Häufigkeit und Risikofaktoren
Die Neurodermitis ist eine vergleichsweise häufige Hauterkrankung, die in der westlichen Welt Schätzungen zufolge zwischen drei und zwanzig Prozent der Bevölkerung betrifft. Sie tritt bei Säuglingen und Kindern ebenso auf wie bei Jugendlichen und Erwachsenen. Allerdings ist die Neurodermitis unter Kindern deutlich weiter verbreitet als unter älteren Erwachsenen. So leiden rund zehn Prozent aller Menschen im Kindesalter unter den entzündlichen Hautveränderungen.
Eine genetische Veranlagung spielt bei der Entstehung der Neurodermitis eine wesentliche Rolle. Wissenschaftler vermuten, dass die Neigung zu Überempfindlichkeitsreaktionen der Haut von Eltern an Kinder weitergegeben wird. Studien ergaben, dass rund dreißig Prozent aller Kinder eine Neurodermitis entwickeln, wenn ein Elternteil an der Erkrankung leidet oder in der Kindheit darunter gelitten hat. Sind beide Eltern Neurodermitis-Patienten, beträgt das individuelle Risiko für das Kind, ebenfalls daran zu erkranken, sogar über sechzig Prozent.

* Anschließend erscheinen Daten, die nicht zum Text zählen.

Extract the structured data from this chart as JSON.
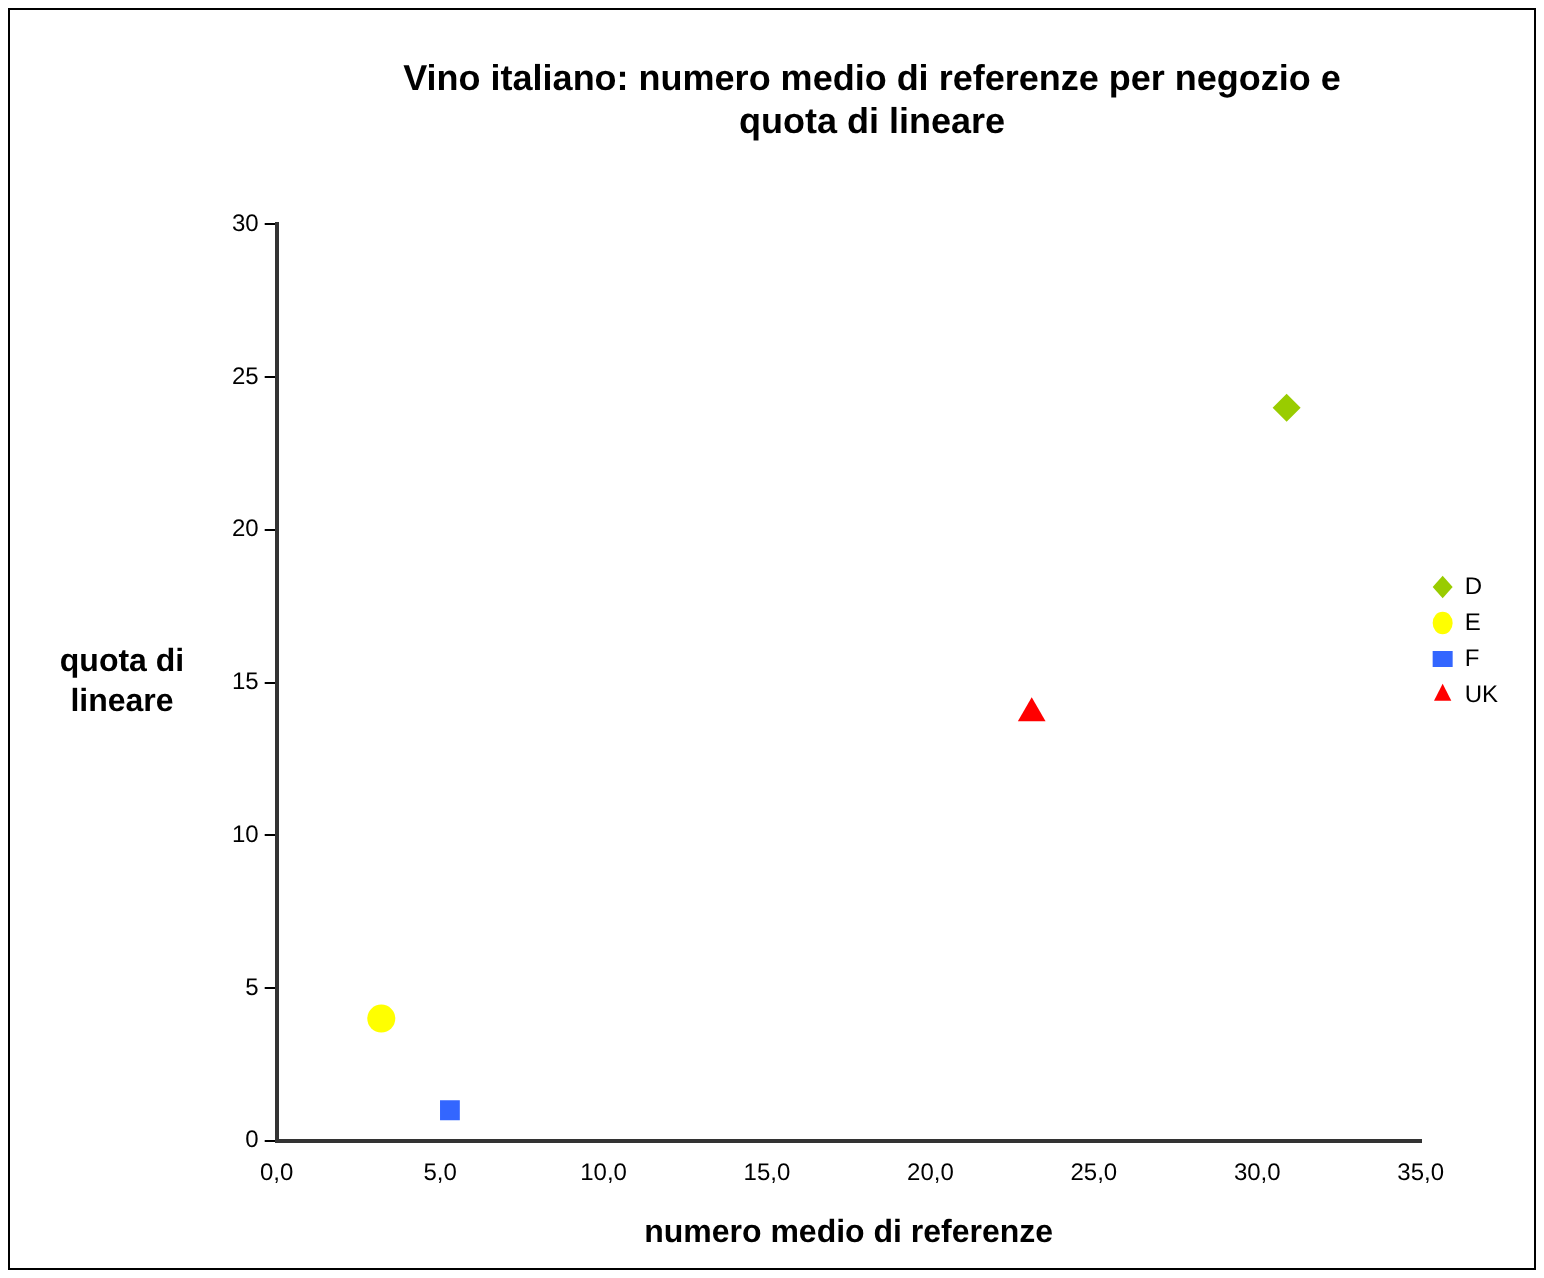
{
  "chart_data": {
    "type": "scatter",
    "title": "Vino italiano: numero medio di referenze per negozio e quota di lineare",
    "xlabel": "numero medio di referenze",
    "ylabel": "quota di lineare",
    "series": [
      {
        "name": "D",
        "color": "#99cc00",
        "marker": "diamond",
        "x": [
          30.9
        ],
        "values": [
          24
        ]
      },
      {
        "name": "E",
        "color": "#ffff00",
        "marker": "circle",
        "x": [
          3.2
        ],
        "values": [
          4
        ]
      },
      {
        "name": "F",
        "color": "#3366ff",
        "marker": "square",
        "x": [
          5.3
        ],
        "values": [
          1
        ]
      },
      {
        "name": "UK",
        "color": "#ff0000",
        "marker": "triangle",
        "x": [
          23.1
        ],
        "values": [
          14
        ]
      }
    ],
    "xlim": [
      0,
      35
    ],
    "xticks": [
      {
        "value": 0,
        "label": "0,0"
      },
      {
        "value": 5,
        "label": "5,0"
      },
      {
        "value": 10,
        "label": "10,0"
      },
      {
        "value": 15,
        "label": "15,0"
      },
      {
        "value": 20,
        "label": "20,0"
      },
      {
        "value": 25,
        "label": "25,0"
      },
      {
        "value": 30,
        "label": "30,0"
      },
      {
        "value": 35,
        "label": "35,0"
      }
    ],
    "ylim": [
      0,
      30
    ],
    "yticks": [
      0,
      5,
      10,
      15,
      20,
      25,
      30
    ],
    "grid": false,
    "legend": "right"
  }
}
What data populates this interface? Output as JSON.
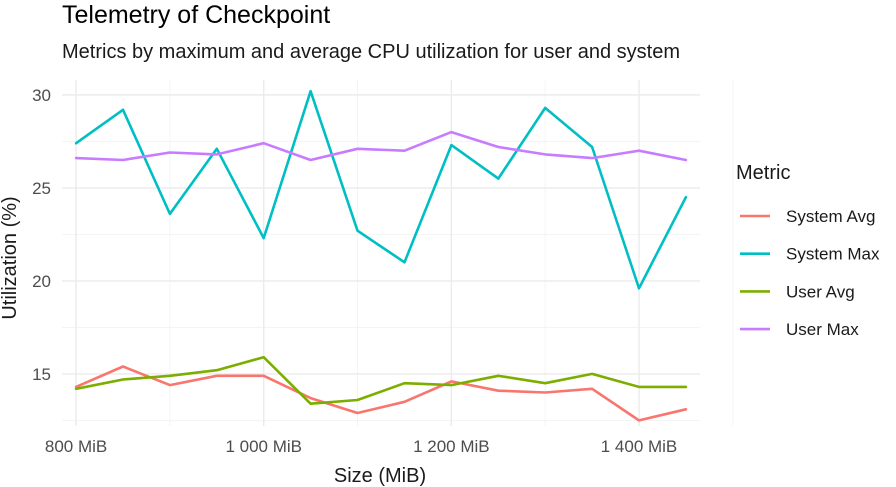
{
  "chart_data": {
    "type": "line",
    "title": "Telemetry of Checkpoint",
    "subtitle": "Metrics by maximum and average CPU utilization for user and system",
    "xlabel": "Size (MiB)",
    "ylabel": "Utilization (%)",
    "xlim": [
      785,
      1465
    ],
    "ylim": [
      12.2,
      30.8
    ],
    "x_ticks": [
      800,
      1000,
      1200,
      1400
    ],
    "x_tick_labels": [
      "800 MiB",
      "1 000 MiB",
      "1 200 MiB",
      "1 400 MiB"
    ],
    "y_ticks": [
      15,
      20,
      25,
      30
    ],
    "y_tick_labels": [
      "15",
      "20",
      "25",
      "30"
    ],
    "grid": true,
    "legend": {
      "title": "Metric",
      "position": "right"
    },
    "x": [
      800,
      850,
      900,
      950,
      1000,
      1050,
      1100,
      1150,
      1200,
      1250,
      1300,
      1350,
      1400,
      1450
    ],
    "series": [
      {
        "name": "System Avg",
        "color": "#F8766D",
        "values": [
          14.3,
          15.4,
          14.4,
          14.9,
          14.9,
          13.7,
          12.9,
          13.5,
          14.6,
          14.1,
          14.0,
          14.2,
          12.5,
          13.1
        ]
      },
      {
        "name": "System Max",
        "color": "#00BFC4",
        "values": [
          27.4,
          29.2,
          23.6,
          27.1,
          22.3,
          30.2,
          22.7,
          21.0,
          27.3,
          25.5,
          29.3,
          27.2,
          19.6,
          24.5
        ]
      },
      {
        "name": "User Avg",
        "color": "#7CAE00",
        "values": [
          14.2,
          14.7,
          14.9,
          15.2,
          15.9,
          13.4,
          13.6,
          14.5,
          14.4,
          14.9,
          14.5,
          15.0,
          14.3,
          14.3
        ]
      },
      {
        "name": "User Max",
        "color": "#C77CFF",
        "values": [
          26.6,
          26.5,
          26.9,
          26.8,
          27.4,
          26.5,
          27.1,
          27.0,
          28.0,
          27.2,
          26.8,
          26.6,
          27.0,
          26.5
        ]
      }
    ]
  }
}
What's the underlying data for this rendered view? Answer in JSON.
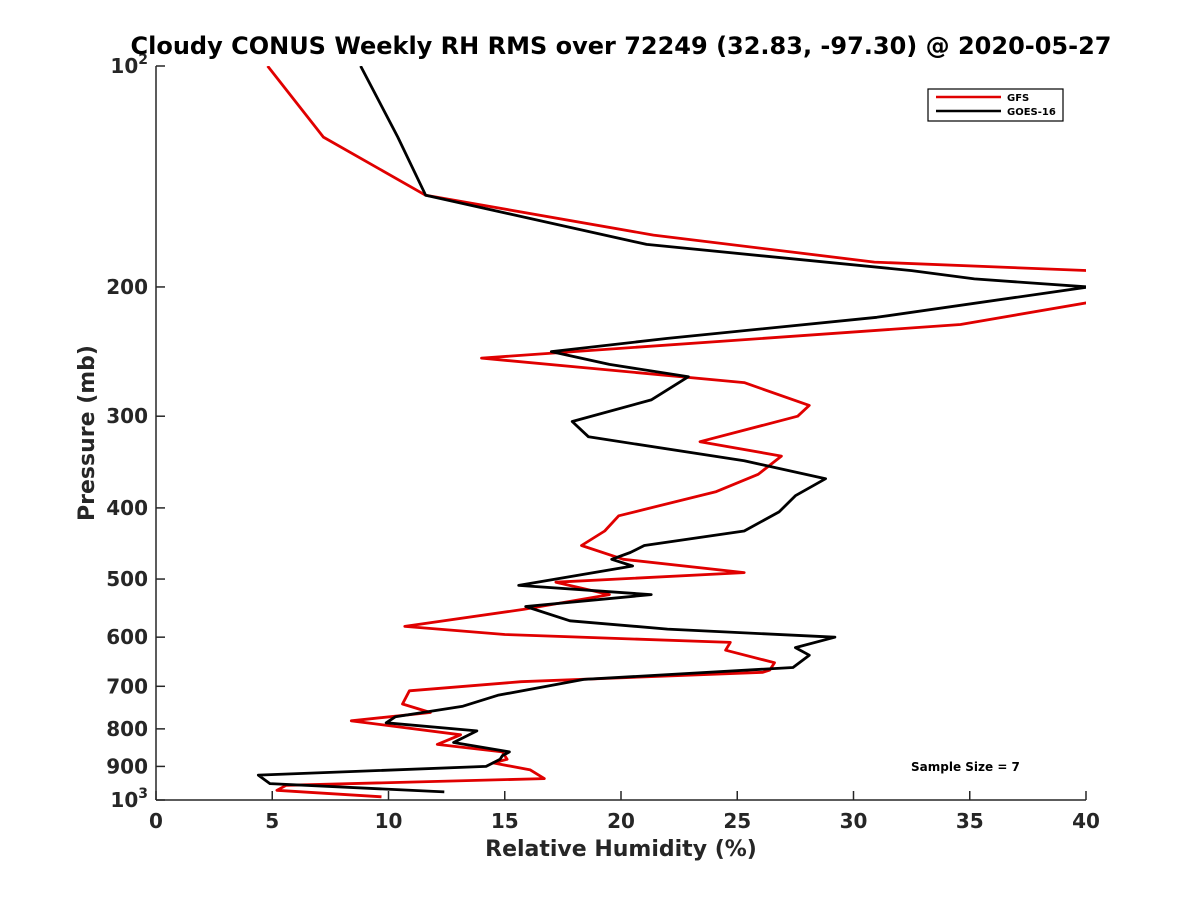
{
  "chart_data": {
    "type": "line",
    "title": "Cloudy CONUS Weekly RH RMS over 72249 (32.83, -97.30) @ 2020-05-27",
    "xlabel": "Relative Humidity (%)",
    "ylabel": "Pressure (mb)",
    "xlim": [
      0,
      40
    ],
    "ylim": [
      100,
      1000
    ],
    "y_scale": "log",
    "y_reversed": true,
    "grid": false,
    "legend_position": "top-right",
    "x_ticks": [
      0,
      5,
      10,
      15,
      20,
      25,
      30,
      35,
      40
    ],
    "x_tick_labels": [
      "0",
      "5",
      "10",
      "15",
      "20",
      "25",
      "30",
      "35",
      "40"
    ],
    "y_ticks": [
      100,
      200,
      300,
      400,
      500,
      600,
      700,
      800,
      900,
      1000
    ],
    "y_tick_labels": [
      {
        "base": "10",
        "exp": "2"
      },
      {
        "base": "200"
      },
      {
        "base": "300"
      },
      {
        "base": "400"
      },
      {
        "base": "500"
      },
      {
        "base": "600"
      },
      {
        "base": "700"
      },
      {
        "base": "800"
      },
      {
        "base": "900"
      },
      {
        "base": "10",
        "exp": "3"
      }
    ],
    "annotation": "Sample Size = 7",
    "series": [
      {
        "name": "GFS",
        "color": "#e00000",
        "points": [
          [
            4.8,
            100
          ],
          [
            7.2,
            125
          ],
          [
            11.6,
            150
          ],
          [
            21.4,
            170
          ],
          [
            30.9,
            185
          ],
          [
            40.1,
            190
          ],
          [
            40.1,
            210
          ],
          [
            34.6,
            225
          ],
          [
            14.0,
            250
          ],
          [
            25.3,
            270
          ],
          [
            28.1,
            290
          ],
          [
            27.6,
            300
          ],
          [
            23.4,
            325
          ],
          [
            26.9,
            340
          ],
          [
            25.9,
            360
          ],
          [
            24.1,
            380
          ],
          [
            19.9,
            410
          ],
          [
            19.3,
            430
          ],
          [
            18.3,
            450
          ],
          [
            20.1,
            470
          ],
          [
            25.3,
            490
          ],
          [
            17.2,
            505
          ],
          [
            19.5,
            525
          ],
          [
            15.8,
            550
          ],
          [
            10.7,
            580
          ],
          [
            15.0,
            595
          ],
          [
            24.7,
            610
          ],
          [
            24.5,
            625
          ],
          [
            26.6,
            650
          ],
          [
            26.4,
            665
          ],
          [
            26.1,
            670
          ],
          [
            15.7,
            690
          ],
          [
            10.9,
            710
          ],
          [
            10.6,
            740
          ],
          [
            11.8,
            760
          ],
          [
            8.4,
            780
          ],
          [
            13.1,
            815
          ],
          [
            12.1,
            840
          ],
          [
            14.9,
            860
          ],
          [
            15.1,
            880
          ],
          [
            14.5,
            890
          ],
          [
            16.1,
            910
          ],
          [
            16.7,
            935
          ],
          [
            5.6,
            955
          ],
          [
            5.2,
            970
          ],
          [
            9.7,
            990
          ]
        ]
      },
      {
        "name": "GOES-16",
        "color": "#000000",
        "points": [
          [
            8.8,
            100
          ],
          [
            10.4,
            125
          ],
          [
            11.6,
            150
          ],
          [
            21.1,
            175
          ],
          [
            32.5,
            190
          ],
          [
            35.2,
            195
          ],
          [
            40.1,
            200
          ],
          [
            31.0,
            220
          ],
          [
            22.0,
            235
          ],
          [
            17.0,
            245
          ],
          [
            19.5,
            255
          ],
          [
            22.9,
            265
          ],
          [
            21.3,
            285
          ],
          [
            17.9,
            305
          ],
          [
            18.6,
            320
          ],
          [
            25.3,
            345
          ],
          [
            28.8,
            365
          ],
          [
            27.5,
            385
          ],
          [
            26.8,
            405
          ],
          [
            25.3,
            430
          ],
          [
            21.0,
            450
          ],
          [
            20.4,
            460
          ],
          [
            19.6,
            470
          ],
          [
            20.5,
            480
          ],
          [
            15.6,
            510
          ],
          [
            21.3,
            525
          ],
          [
            15.9,
            545
          ],
          [
            17.8,
            570
          ],
          [
            22.0,
            585
          ],
          [
            29.2,
            600
          ],
          [
            27.5,
            620
          ],
          [
            28.1,
            635
          ],
          [
            27.4,
            660
          ],
          [
            18.4,
            685
          ],
          [
            14.7,
            720
          ],
          [
            13.2,
            745
          ],
          [
            10.3,
            770
          ],
          [
            9.9,
            785
          ],
          [
            13.8,
            805
          ],
          [
            12.8,
            835
          ],
          [
            15.2,
            860
          ],
          [
            14.9,
            870
          ],
          [
            14.8,
            880
          ],
          [
            14.2,
            900
          ],
          [
            4.4,
            925
          ],
          [
            4.9,
            950
          ],
          [
            12.4,
            975
          ]
        ]
      }
    ]
  }
}
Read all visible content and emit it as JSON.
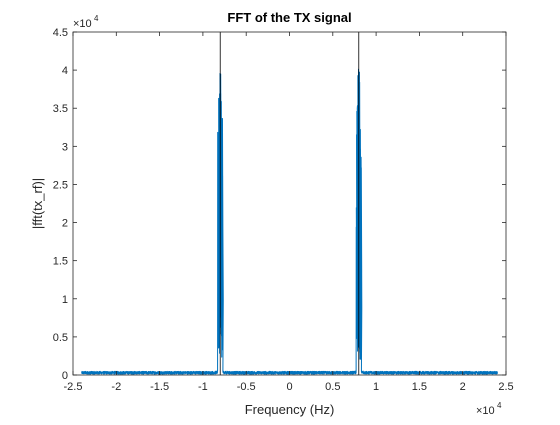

Grundsätzlich betrifft die Neurodermitis vor allem Familien, in denen auch Fälle von Allergien wie Heuschnupfen oder Asthma gehäuft auftreten. Es wird angenommen, dass die genetische Disposition für atopische Ekzeme den Fetthaushalt der Haut negativ beeinflusst. Bei Menschen, die an Neurodermitis erkranken, ist die Schutzbarriere der Haut beeinträchtigt, wodurch sie empfindlicher gegen äußere Einflüsse und Reize wird.
Auslöser und Ursachen von Neurodermitis
Die genauen Ursachen der Neurodermitis sind bis heute nicht gänzlich erforscht. Verschiedene Faktoren können die Entstehung der Erkrankung begünstigen oder einen Schub auslösen. Bei vielen Menschen, die zu Neurodermitis neigen, reagiert die Haut auf verschiedenste äußere Reize mit den charakteristischen Hautentzündungen. Häufige Auslöser sind Kosmetikartikel, insbesondere Pflegeprodukte, die synthetische Substanzen enthalten. So kann der Kontakt der Haut mit Mineralölen, Duft- und Farbstoffen, Silikonen und Parabenen in Seifen, Duschgels, Cremes, Badezusätzen und Shampoos einen Neurodermitis-Schub auslösen.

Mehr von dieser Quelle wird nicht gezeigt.